Entgegen dieser Freiheiten bei der Aneignung der beiden ersten Ebenen der Wikipedia-Gemeingüter ist die Bereitstellung der Gemeingüter auf allen drei Ebenen – also dem Entwickeln der Software, dem Schaffen von Artikeln, Einstellen von Bildern etc. als auch dem Beitragen von Informationen – vergleichsweise stark kontrolliert. Zum einen sind die Wikipedianer als Staatsbürger an die geltenden Gesetze gebunden, beispielsweise hinsichtlich der Einhaltung urheberrechtlichen Schutzes, der Meinungsfreiheit und ihrer Grenzen, dem Persönlichkeitsrecht oder dem Jugendschutz Zum anderen verwalten sie zugleich ihr Projekt selbst. Die hierzu im geltenden juristischen Rahmen aufgestellten und überwachten Maßnahmen der Selbstorganisation entsprechen den von Ostrom genannten Erfolgsprinzipien des Managements von Gemeingütern:

  1. Nicht jeder kann alles beitragen, sondern dem Mitmachen sind technische, formale und inhaltliche Grenzen gesetzt.
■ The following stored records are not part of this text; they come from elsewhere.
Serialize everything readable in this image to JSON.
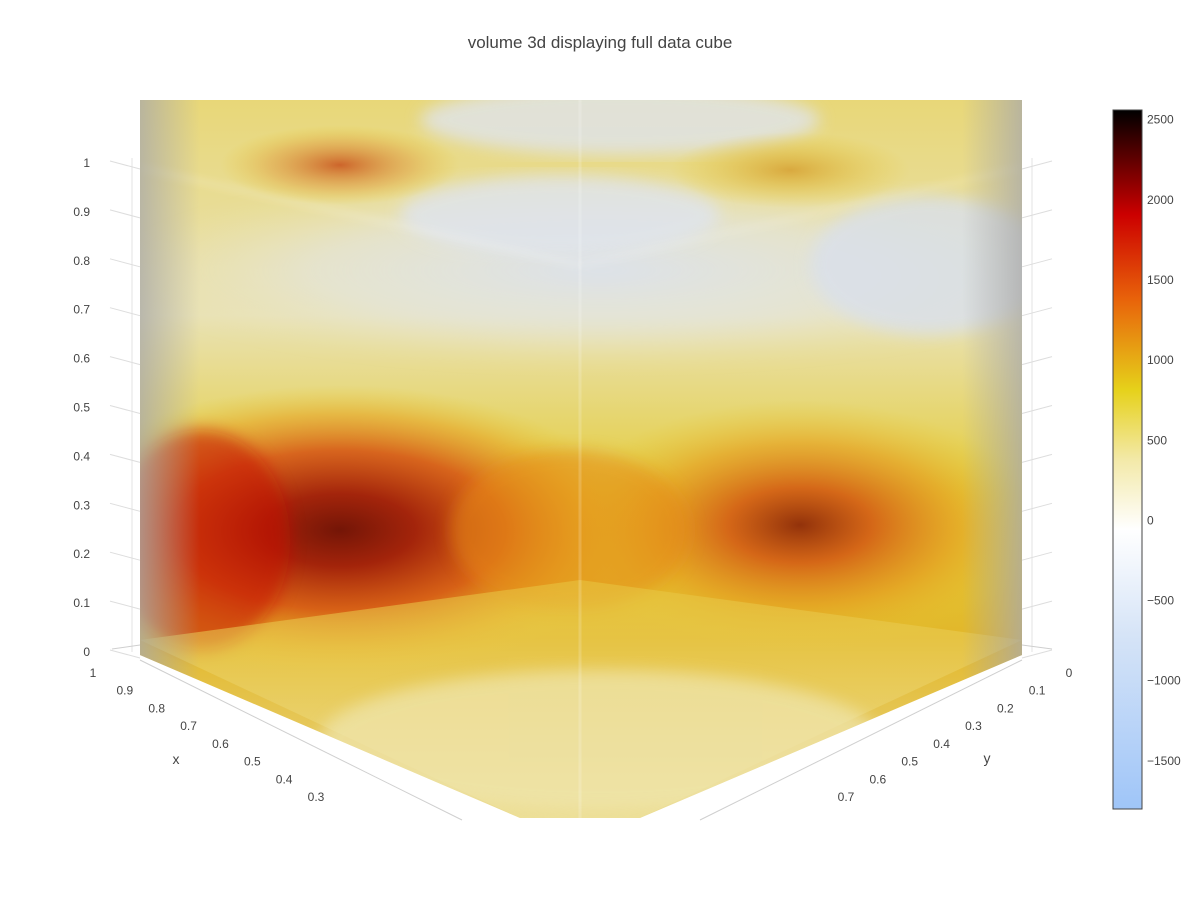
{
  "chart_data": {
    "type": "volume",
    "title": "volume 3d displaying full data cube",
    "z_axis": {
      "title": "",
      "ticks": [
        "0",
        "0.1",
        "0.2",
        "0.3",
        "0.4",
        "0.5",
        "0.6",
        "0.7",
        "0.8",
        "0.9",
        "1"
      ],
      "range": [
        0,
        1
      ]
    },
    "x_axis": {
      "title": "x",
      "ticks": [
        "1",
        "0.9",
        "0.8",
        "0.7",
        "0.6",
        "0.5",
        "0.4",
        "0.3"
      ],
      "range": [
        0.25,
        1
      ]
    },
    "y_axis": {
      "title": "y",
      "ticks": [
        "0",
        "0.1",
        "0.2",
        "0.3",
        "0.4",
        "0.5",
        "0.6",
        "0.7"
      ],
      "range": [
        0,
        0.75
      ]
    },
    "colorbar": {
      "ticks": [
        "2500",
        "2000",
        "1500",
        "1000",
        "500",
        "0",
        "−500",
        "−1000",
        "−1500"
      ],
      "tick_values": [
        2500,
        2000,
        1500,
        1000,
        500,
        0,
        -500,
        -1000,
        -1500
      ],
      "range": [
        -1800,
        2560
      ],
      "colorscale": [
        [
          0.0,
          "#9fc5f8"
        ],
        [
          0.25,
          "#d6e4f7"
        ],
        [
          0.4,
          "#ffffff"
        ],
        [
          0.5,
          "#f3e9a8"
        ],
        [
          0.6,
          "#e6d11a"
        ],
        [
          0.73,
          "#e8620a"
        ],
        [
          0.85,
          "#cc0000"
        ],
        [
          1.0,
          "#000000"
        ]
      ]
    }
  }
}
So kann beispielsweise ein neu hinzukommender Nutzer nicht auf Editierfunktionen zugreifen, die für Administratoren reserviert sind, und Artikel müssen minimalen Anforderungen genügen, sowohl was das Thema als auch die Art der Darstellung angeht, um nicht umgehend gelöscht zu werden.

  2. Die Regeln, mit denen die Bereitstellung geordnet wird, entstehen oft als mehr oder weniger konsensfähige Lösungen von Problemen des Zusammenarbeitens bzw. werden sie im Blick auf bestehende, gewohnheitsmäßig ausgeübte Praktiken entworfen. Auf diese Weise sind Regeln und die Umstände, auf die sie sich beziehen, weitgehend kongruent.
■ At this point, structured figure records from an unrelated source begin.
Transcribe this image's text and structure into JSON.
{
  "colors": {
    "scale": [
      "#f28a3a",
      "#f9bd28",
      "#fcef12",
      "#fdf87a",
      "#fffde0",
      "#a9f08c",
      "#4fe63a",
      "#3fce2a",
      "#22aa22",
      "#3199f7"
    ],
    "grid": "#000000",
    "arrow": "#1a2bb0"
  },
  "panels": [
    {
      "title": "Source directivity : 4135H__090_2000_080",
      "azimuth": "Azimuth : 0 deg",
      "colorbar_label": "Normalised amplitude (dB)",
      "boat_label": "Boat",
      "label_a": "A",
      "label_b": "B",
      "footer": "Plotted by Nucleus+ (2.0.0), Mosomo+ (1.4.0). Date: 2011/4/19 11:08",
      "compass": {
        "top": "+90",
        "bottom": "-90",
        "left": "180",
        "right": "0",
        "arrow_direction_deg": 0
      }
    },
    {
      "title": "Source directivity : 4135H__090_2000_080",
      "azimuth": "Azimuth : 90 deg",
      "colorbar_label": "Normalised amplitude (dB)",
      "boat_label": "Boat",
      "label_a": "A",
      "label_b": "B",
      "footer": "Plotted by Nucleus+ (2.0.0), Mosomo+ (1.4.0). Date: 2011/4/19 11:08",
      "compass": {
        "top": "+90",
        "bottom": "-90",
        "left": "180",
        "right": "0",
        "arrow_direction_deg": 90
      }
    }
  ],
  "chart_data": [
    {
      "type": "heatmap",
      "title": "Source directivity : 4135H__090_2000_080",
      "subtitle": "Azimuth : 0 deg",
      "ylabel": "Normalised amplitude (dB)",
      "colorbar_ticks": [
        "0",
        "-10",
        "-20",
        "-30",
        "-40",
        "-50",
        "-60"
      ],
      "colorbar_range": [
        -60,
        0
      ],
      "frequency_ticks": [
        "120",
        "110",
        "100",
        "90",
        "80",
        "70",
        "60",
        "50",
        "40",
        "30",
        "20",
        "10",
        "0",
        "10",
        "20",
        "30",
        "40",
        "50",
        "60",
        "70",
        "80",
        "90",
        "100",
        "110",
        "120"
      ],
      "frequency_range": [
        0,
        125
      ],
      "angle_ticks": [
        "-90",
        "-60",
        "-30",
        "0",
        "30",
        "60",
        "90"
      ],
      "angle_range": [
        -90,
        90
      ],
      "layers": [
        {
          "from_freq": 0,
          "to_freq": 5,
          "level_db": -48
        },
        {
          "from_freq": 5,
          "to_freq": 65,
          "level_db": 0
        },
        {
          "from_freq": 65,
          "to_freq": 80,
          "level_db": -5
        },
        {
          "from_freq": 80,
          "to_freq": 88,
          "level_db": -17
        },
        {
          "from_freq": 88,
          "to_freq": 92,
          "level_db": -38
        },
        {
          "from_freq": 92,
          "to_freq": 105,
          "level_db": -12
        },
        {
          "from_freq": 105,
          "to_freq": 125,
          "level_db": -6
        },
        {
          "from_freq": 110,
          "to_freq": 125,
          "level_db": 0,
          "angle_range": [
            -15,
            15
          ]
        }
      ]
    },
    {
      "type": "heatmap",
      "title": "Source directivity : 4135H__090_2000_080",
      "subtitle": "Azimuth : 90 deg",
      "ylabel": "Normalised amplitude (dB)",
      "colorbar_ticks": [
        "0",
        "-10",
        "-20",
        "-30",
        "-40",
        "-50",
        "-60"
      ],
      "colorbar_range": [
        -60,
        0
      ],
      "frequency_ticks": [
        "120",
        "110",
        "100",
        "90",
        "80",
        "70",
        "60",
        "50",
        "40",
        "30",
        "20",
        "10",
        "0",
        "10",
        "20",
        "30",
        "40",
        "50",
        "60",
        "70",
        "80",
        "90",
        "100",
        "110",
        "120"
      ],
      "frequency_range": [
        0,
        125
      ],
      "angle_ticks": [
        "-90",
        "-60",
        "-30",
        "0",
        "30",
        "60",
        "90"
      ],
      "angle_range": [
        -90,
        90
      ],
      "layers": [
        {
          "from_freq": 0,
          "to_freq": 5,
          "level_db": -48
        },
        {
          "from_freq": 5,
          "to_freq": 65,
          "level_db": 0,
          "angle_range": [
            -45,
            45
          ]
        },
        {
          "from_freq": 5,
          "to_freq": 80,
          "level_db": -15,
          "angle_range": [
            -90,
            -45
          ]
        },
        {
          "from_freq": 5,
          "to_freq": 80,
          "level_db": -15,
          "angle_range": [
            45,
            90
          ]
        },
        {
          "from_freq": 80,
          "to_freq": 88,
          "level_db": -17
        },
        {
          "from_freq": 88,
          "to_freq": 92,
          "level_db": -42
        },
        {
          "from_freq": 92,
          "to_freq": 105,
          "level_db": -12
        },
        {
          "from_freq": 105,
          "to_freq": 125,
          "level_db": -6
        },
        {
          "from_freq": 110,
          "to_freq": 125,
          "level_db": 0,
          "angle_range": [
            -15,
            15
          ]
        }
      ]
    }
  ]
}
  3. Solcherart Regeln sowie die Durchsetzung dieser Regeln wird von den Nutzern selbst und nicht von externen Instanzen bewerkstelligt. In der Sprache von Wikipedia heißt dies, die Projektorganisation ebenso wie die Inhalte sind 'nutzergeneriert'. Zum Beispiel sind, dem Wiki-Prinzip gemäß, auch die Regeln der Wikipedia grundsätzlich von jedem Interessierten zu bearbeiten. Das Regelwerk besteht somit nicht aus wortwörtlich festgelegten Gesetzestexten, sondern Wortlaut und Sinn von Regeln werden diskutiert und verändert.

  4. Das Recht und die Verantwortung der Nutzer, die Bereitstellung der Software und der Informationen in ihrer jeweiligen Form selbst zu regeln und zu kontrollieren, werden von der Wikimedia Foundation als Betreiberin der Server und Besitzerin der Markenrechte an Wikipedia akzeptiert. Nur in Ausnahmefällen greifen bezahlte Mitarbeiter in die Geschicke des Projekts ein.
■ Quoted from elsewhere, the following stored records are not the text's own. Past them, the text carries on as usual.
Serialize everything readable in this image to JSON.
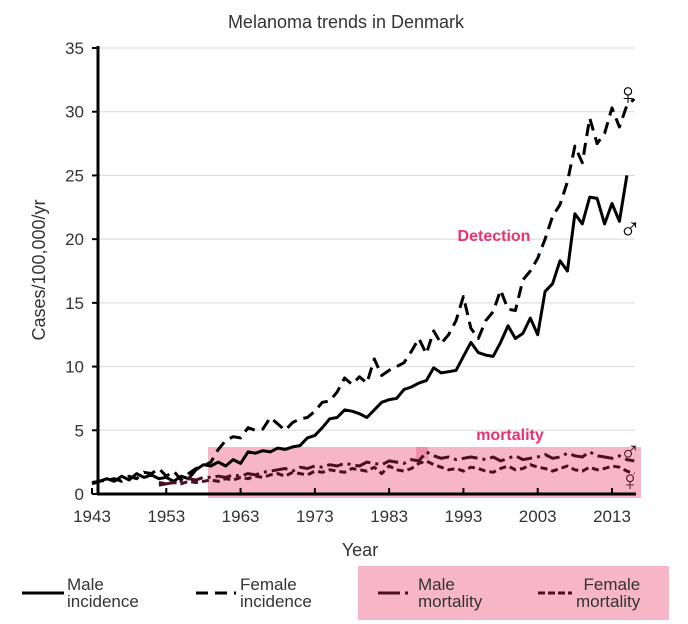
{
  "chart_data": {
    "type": "line",
    "title": "Melanoma trends in Denmark",
    "xlabel": "Year",
    "ylabel": "Cases/100,000/yr",
    "xlim": [
      1943,
      2017
    ],
    "ylim": [
      0,
      35
    ],
    "xticks": [
      "1943",
      "1953",
      "1963",
      "1973",
      "1983",
      "1993",
      "2003",
      "2013"
    ],
    "yticks": [
      "0",
      "5",
      "10",
      "15",
      "20",
      "25",
      "30",
      "35"
    ],
    "series": [
      {
        "name": "Male incidence",
        "style": "solid",
        "start": 1943,
        "values": [
          0.8,
          1.0,
          1.2,
          1.0,
          1.4,
          1.1,
          1.6,
          1.3,
          1.5,
          1.2,
          1.3,
          1.0,
          1.4,
          1.2,
          1.9,
          2.3,
          2.2,
          2.5,
          2.2,
          2.7,
          2.4,
          3.3,
          3.2,
          3.4,
          3.3,
          3.6,
          3.5,
          3.7,
          3.8,
          4.4,
          4.6,
          5.2,
          5.9,
          6.0,
          6.6,
          6.5,
          6.3,
          6.0,
          6.6,
          7.2,
          7.4,
          7.5,
          8.2,
          8.4,
          8.7,
          8.9,
          9.9,
          9.5,
          9.6,
          9.7,
          10.8,
          11.9,
          11.1,
          10.9,
          10.8,
          11.9,
          13.2,
          12.2,
          12.6,
          13.8,
          12.5,
          15.9,
          16.5,
          18.3,
          17.5,
          22.0,
          21.2,
          23.3,
          23.2,
          21.2,
          22.8,
          21.4,
          25.0
        ]
      },
      {
        "name": "Female incidence",
        "style": "dashed",
        "start": 1943,
        "values": [
          0.9,
          1.0,
          1.1,
          1.2,
          1.0,
          1.4,
          1.2,
          1.7,
          1.6,
          2.0,
          1.4,
          1.8,
          1.1,
          1.6,
          2.0,
          2.2,
          2.5,
          3.5,
          4.2,
          4.5,
          4.4,
          5.2,
          5.0,
          5.1,
          6.0,
          5.5,
          5.0,
          5.6,
          5.9,
          6.0,
          6.5,
          7.2,
          7.3,
          8.0,
          9.1,
          8.6,
          9.2,
          8.7,
          10.6,
          9.3,
          9.7,
          10.0,
          10.3,
          11.2,
          12.2,
          11.0,
          12.8,
          11.8,
          12.5,
          13.6,
          15.5,
          13.0,
          12.2,
          13.6,
          14.3,
          16.0,
          14.5,
          14.4,
          16.8,
          17.5,
          18.5,
          20.0,
          21.8,
          22.7,
          24.5,
          27.3,
          26.0,
          29.5,
          27.5,
          28.3,
          30.3,
          28.8,
          30.5,
          31.0
        ]
      },
      {
        "name": "Male mortality",
        "style": "dash-dot",
        "start": 1952,
        "values": [
          0.9,
          0.8,
          0.9,
          1.0,
          1.2,
          1.1,
          1.3,
          1.3,
          1.4,
          1.3,
          1.5,
          1.4,
          1.6,
          1.5,
          1.7,
          1.8,
          1.9,
          2.0,
          1.8,
          2.1,
          2.0,
          2.2,
          2.1,
          2.3,
          2.2,
          2.4,
          2.3,
          2.2,
          2.5,
          2.4,
          2.3,
          2.6,
          2.5,
          2.4,
          2.7,
          2.6,
          3.3,
          3.0,
          2.8,
          2.9,
          2.7,
          2.8,
          2.9,
          2.8,
          2.7,
          2.9,
          2.6,
          2.8,
          3.0,
          2.7,
          2.8,
          2.9,
          3.1,
          2.8,
          2.9,
          3.2,
          3.0,
          2.9,
          3.3,
          3.0,
          2.9,
          2.8,
          3.0,
          2.7,
          2.6
        ]
      },
      {
        "name": "Female mortality",
        "style": "short-dash",
        "start": 1952,
        "values": [
          0.7,
          0.8,
          0.9,
          0.8,
          1.0,
          0.9,
          1.0,
          1.1,
          1.0,
          1.2,
          1.1,
          1.3,
          1.2,
          1.4,
          1.3,
          1.5,
          1.6,
          1.4,
          1.7,
          1.6,
          1.5,
          1.8,
          1.7,
          1.9,
          1.8,
          1.7,
          2.0,
          1.9,
          1.8,
          2.1,
          1.6,
          2.2,
          1.9,
          1.8,
          2.0,
          2.4,
          2.6,
          2.3,
          2.1,
          1.9,
          2.0,
          1.8,
          2.1,
          2.0,
          1.8,
          1.7,
          2.0,
          2.2,
          1.9,
          2.0,
          2.3,
          2.1,
          2.0,
          1.8,
          2.0,
          2.2,
          1.9,
          1.8,
          2.1,
          1.9,
          2.0,
          2.2,
          2.1,
          1.8,
          1.6
        ]
      }
    ],
    "annotations": {
      "detection": "Detection",
      "mortality": "mortality",
      "female_symbol": "♀",
      "male_symbol": "♂"
    },
    "legend": {
      "placement": "bottom",
      "items": [
        [
          "Male",
          "incidence"
        ],
        [
          "Female",
          "incidence"
        ],
        [
          "Male",
          "mortality"
        ],
        [
          "Female",
          "mortality"
        ]
      ]
    },
    "colors": {
      "incidence": "#000000",
      "mortality": "#4a1020",
      "highlight": "#f7b5c8",
      "annotation": "#e8336e"
    }
  }
}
  5. Um Regeln effektiv durchzusetzen, muss deren Einhalten überwachbar sein. Auch zu diesem Zweck wird jede über die MediaWiki-Software getätigte Aktion dokumentiert, archiviert und kann über verschiedene Werkzeuge beobachtet und gegebenenfalls korrigiert werden.

  6. Die andere Bedingung, Regeln effektiv durchzusetzen, ist die Verfügbarkeit effektiver Sanktionsmaßnahmen, die entsprechend der unterschiedlichen Schwere des Vergehens variabel angewendet werden können. Auf diese Weise kennt Wikipedia mehrere Stufen, als ungeeignet bewertete Inhalte bzw. als destruktiv eingestufte Nutzer auszuschließen, was im konkreten Fall heißt zu löschen oder zu sperren.

  7. Um Unstimmigkeiten zwischen den Mitarbeitenden beizulegen, wurden Konfliktlösungsmechanismen für unterschiedlich gravierende Meinungsverschiedenheiten entworfen. Geraten Wikipedianer aneinander, können sie etwa die Dritte Meinung eines anderen Nutzers einholen, einen Vermittlungsausschuss oder schließlich ein Schiedsgericht anrufen.

  8. Weil das Projekt in seinen einzelnen Sprachversionen und diese mit steigenden Nutzerzahlen wiederum selbst zunehmend schwerer als Ganzes zu organisieren sind, haben sich projektintern kleinere Organisationseinheiten zusammengefunden. Damit ist auch Ostroms achtes Prinzip erfüllt, wonach das Management von Gemeingütern in verschachtelten Instanzen vonstattengeht. Über ihre allgemeine Mitarbeit an Wikipedia hinaus werden engagierte Nutzer auch Teilnehmer in Portale und Projekten, die wiederum eigene Standards und Richtlinien aufstellen und deren Einhalten überwachen.

Wikipedia schützen

Folgt man den Beschreibungen und Erklärungen zur Organisation der Wikipedia, dann gewinnt man den Eindruck, die Aneignung und Bereitstellung der Gemeingüter funktioniert erfolgreich und wohl geordnet. Vollständiger wird dieses Bild mit empirischen Daten, wie Regeln ausgestaltet werden und welche Konsequenzen ihre Durchsetzung hat.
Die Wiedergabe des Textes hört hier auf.